Limitations of Presidential Power

Yesterday, Harvard Law Professor Alan Dershowitz appeared in a panel on CNN arguing a point that caused other participants to turn red with anger. I think I saw smoke coming out of their ears. His argument was that no President can be legally accused of obstructing justice as long as he is exercising his constitutional authority. And remember, the breadth of that authority is immense. But pay attention to the modifier “legally”. There is a big difference between what is legal and defensible in a court of law and what is morally right and defensible in the court of public opinion.

 

According to Prof. Dershowitz, Trump can summarily fire anyone in the executive branch, except the Vice President and employees protected by civil service regulations. He can do this for any reason or indeed for no particular reason. He can order the Justice Department or the FBI to terminate any investigation, criminal or not, regardless of who is the subject. The so-called independence of the Justice Department is custom, not law. He can pardon anyone, before or after their conviction.
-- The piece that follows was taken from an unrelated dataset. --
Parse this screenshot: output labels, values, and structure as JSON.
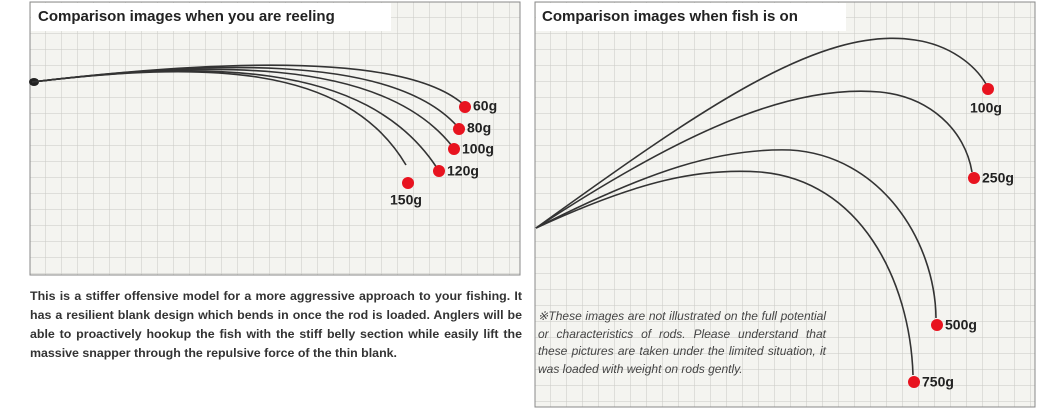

He can even pardon himself, though not where an impeachment is involved. No one can gainsay any of these decisions. They are not reviewable by any court or by Congress. Moreover, the President is totally immune from civil liability for any of his official acts, though impeachment can remove this protection.

This pokes a gaping hole in most of the overheated rhetoric by his Democratic opponents. There is nothing currently in the public domain that would indicate legal jeopardy for President Trump. But these are early days and the establishment of a special counsel is ominous. And of course there are limits to Presidential immunity. The President cannot commit criminal acts, destroy evidence in a case under investigation, lie under oath or suborn perjury. He must submit materials demanded under subpoena by a legal authority. But he can quite legally halt any federal case in its tracks and raise his middle finger to his opponents.

This may appear to transform the President into a virtual dictator, but there are two resources available to restrain him. Article 2, Section 4 of the Constitution provides for involuntary removal by impeachment. The legal basis for impeachment is whatever Congress says it is. So it can consist of ordinary criminal activity or such indefinable offenses as “failure to execute authority” or “unbecoming conduct.” Essentially Congress can simply use this authority to say, “Begone, scoundrel! We have no further use for you.” This isn’t easy, requiring a two-thirds super-majority of the Senate. There have been four serious attempts to remove a President in this manner and all failed, though Nixon did leave voluntarily when the outcome was inevitable.

The second resource arises from the 25th Amendment to the Constitution. The President can exercise rights under this amendment to relinquish his office voluntarily whenever he feels unable to fulfill his responsibilities. This is a temporary measure until such time as he issues a revocation. Ronald Reagan and George W. Bush employed this mechanism when they required temporary hospitalization. No President under assault by political opponents would be likely to use it. But there is another part of this amendment that permits either a majority of his cabinet or even some ad hoc group established by Congress to force a President to give up his powers, presumably though not necessarily due to disability. This might be called the Fruitcake Provision, and it seems germane to at least some of Trump’s more imaginative opponents. It has never been tried and it is unclear whether any such attempt would survive judicial review.

This is our system, as explained by one of the country’s foremost constitutional scholars. So, TV commentators, self-appointed legal experts and the like can fuss and fume but that changes reality not one whit. I don’t much like this aspect myself but I can’t conceive an alternative that wouldn’t be subject to its own serious drawbacks.